Bitter Lake – the BBC as a subversive organisation4 min read

Bitter Lake is a film by Adam Curtis: http://www.bbc.co.uk/iplayer/episode/p02gyz6b/adam-curtis-bitter-lake. If the BBC did nothing else but make this available it would be worth the licence fee – I doubt you’ll ever see it on Sky, it’s not Rupe’s cup of tea. It’s described as:

“a new, adventurous and epic film that explains why the big stories that politicians tell us have become so simplified that we can’t really see the world any longer”.

The film claims ‘the west became a dangerous and destructive force in the world‘. Most of the content is home or handheld video footage and it covers the middle east from 1946 to today, takes in banking’s takeover of geopolitics, oil and the rest. That’s quite a spread.

In 1946 the US set up a little colony in Afghanistan to ‘improve’ the country. Why Afghanistan? you may ask, I did, then I looked at a map.

map-of-the-soviet-union

Gosh, it seems Afghanistan bordered the USSR. So the US established ‘Little America’, as it became known, to build huge irrigation projects to modernise and westernise Afghanistan. The resultant saline soil was perfect for poppy growing.

At home in Little America

Bitter Lake is intercut with lovely little scenes from ‘Carry on up the Khyber’ – hinting at farce repeating itself as history do you think?

Captain Keene: [news of the native revolt arrives] What do you intend to do, sir?
Sir Sidney Ruff-Diamond: Do? Do? We’re British. We won’t do anything…
Major Shorthouse:…until it’s too late.
Sir Sidney Ruff-Diamond: Exactly. That’s the first sensible thing you’ve said all day.

On the way the film takes in the US relationship with Iraq,  the development of  Wahhabi Islam and Iraq’s funding of Madrassas in Pakistan.

Culture clash doesn’t quite describe the west’s history of interference in the middle east. There’s a perfect image in the film where, as part of the coalition’s educational programme to persuade Afghanis of what they were missing, an extremely nice young british woman delivers a powerpoint lecture on conceptual art to a mixed group of Afghan men and women. Conceptual art is illustrated with a slide of a urinal – the first piece of conceptual art. She tells them the urinal was a political statement – the audience were probably quite familiar with political statements of another kind but not urinals. It’s fair to say the level of incomprehension on both sides was extreme.
urinal3
Mutual incomprehension

The problem with seeing things as simplistically as right and wrong, good and bad (with us as the right and the good of course) is that it doesn’t keep us safe. Polarised views are dangerous – workshy/hard-working families, immigrant floods/refugees, free world/subjugated people, blacks/whites, jews/christians/moslems, Donald Trump/anyone else (except Palin!).

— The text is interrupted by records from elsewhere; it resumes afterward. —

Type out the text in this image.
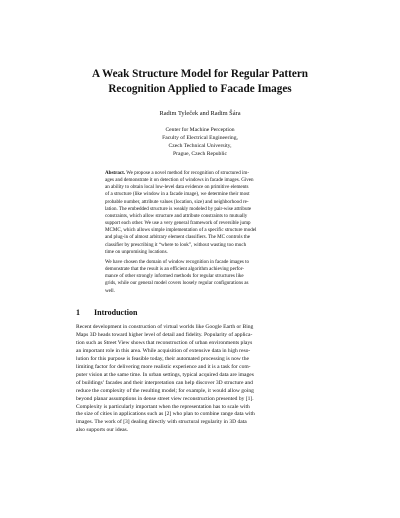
A Weak Structure Model for Regular Pattern
Recognition Applied to Facade Images
Radim Tyleček and Radim Šára
Center for Machine Perception
Faculty of Electrical Engineering,
Czech Technical University,
Prague, Czech Republic
Abstract. We propose a novel method for recognition of structured im-
ages and demonstrate it on detection of windows in facade images. Given
an ability to obtain local low-level data evidence on primitive elements
of a structure (like window in a facade image), we determine their most
probable number, attribute values (location, size) and neighborhood re-
lation. The embedded structure is weakly modeled by pair-wise attribute
constraints, which allow structure and attribute constraints to mutually
support each other. We use a very general framework of reversible jump
MCMC, which allows simple implementation of a specific structure model
and plug-in of almost arbitrary element classifiers. The MC controls the
classifier by prescribing it “where to look”, without wasting too much
time on unpromising locations.
We have chosen the domain of window recognition in facade images to
demonstrate that the result is an efficient algorithm achieving perfor-
mance of other strongly informed methods for regular structures like
grids, while our general model covers loosely regular configurations as
well.
1 Introduction
Recent development in construction of virtual worlds like Google Earth or Bing
Maps 3D heads toward higher level of detail and fidelity. Popularity of applica-
tion such as Street View shows that reconstruction of urban environments plays
an important role in this area. While acquisition of extensive data in high reso-
lution for this purpose is feasible today, their automated processing is now the
limiting factor for delivering more realistic experience and it is a task for com-
puter vision at the same time. In urban settings, typical acquired data are images
of buildings’ facades and their interpretation can help discover 3D structure and
reduce the complexity of the resulting model; for example, it would allow going
beyond planar assumptions in dense street view reconstruction presented by [1].
Complexity is particularly important when the representation has to scale with
the size of cities in applications such as [2] who plan to combine range data with
images. The work of [3] dealing directly with structural regularity in 3D data
also supports our ideas.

The US right seems to think if it could make the world in its image (and keep out migrants and arm school kids) we could all sleep at night. As President Regan said (and probably believed), We have it in our power to begin the world over again

I sometimes think many Americans are brought up to salute the flag and watch Fox News – the equivalent in the UK of learning to read from the Daily Mail. That’s unfair of course and, without exception, the Americans I’ve met have been extremely nice, polite and generous, like the soldier below. Most Americans never travel abroad we’re told, so their view of the world is bound to be an odd one.

After all the US is God’s own country which I guess is why you can’t become president without boasting about the country’s greatness, invoking a Christian God at every turn and having a very big bag of money to share out.

Nice People

Unfortunately, to stay safe, Americans have the largest military machine ever known and, of course, the right to carry arms. As a result:

  • the United States most likely has been responsible since WWII for the deaths of between 20 and 30 million people in wars and conflicts scattered over the world. http://www.countercurrents.org/lucas240407.htm
  • In order to defend its freedoms, at home it kills its own: 33,636 people died of gunshot in 2013 (that’s actually less than died from drugs or motor vehicles but still a tad high). http://www.cdc.gov/nchs/fastats/injury.htm The US population is around 320 million. Within the EU (population 508.2 million) approximately 6700 persons die each year as a result of gunshot wounds.
    and
  • In October 2013, the incarceration rate of the United States of America was the highest in the world, at 716 per 100,000 of the national population. While the United States represents about 4.4 percent of the world’s population, it houses around 22 percent of the world’s prisoners.
Surely something isn’t working.
 

It’s understandable but unhelpful for the right in the UK to attack anyone who asks ‘how did we get to this?’ or worse, ‘Was it our (government’s) fault.’ It’s easy to attack Corbyn and others as weak on terror whenever they speculate on how we arrived here. The film Bitter Lake offers a pretty compelling explanation and you can still watch it.

Watch the film, it’s incredibly moving and disturbing. Make your own mind up.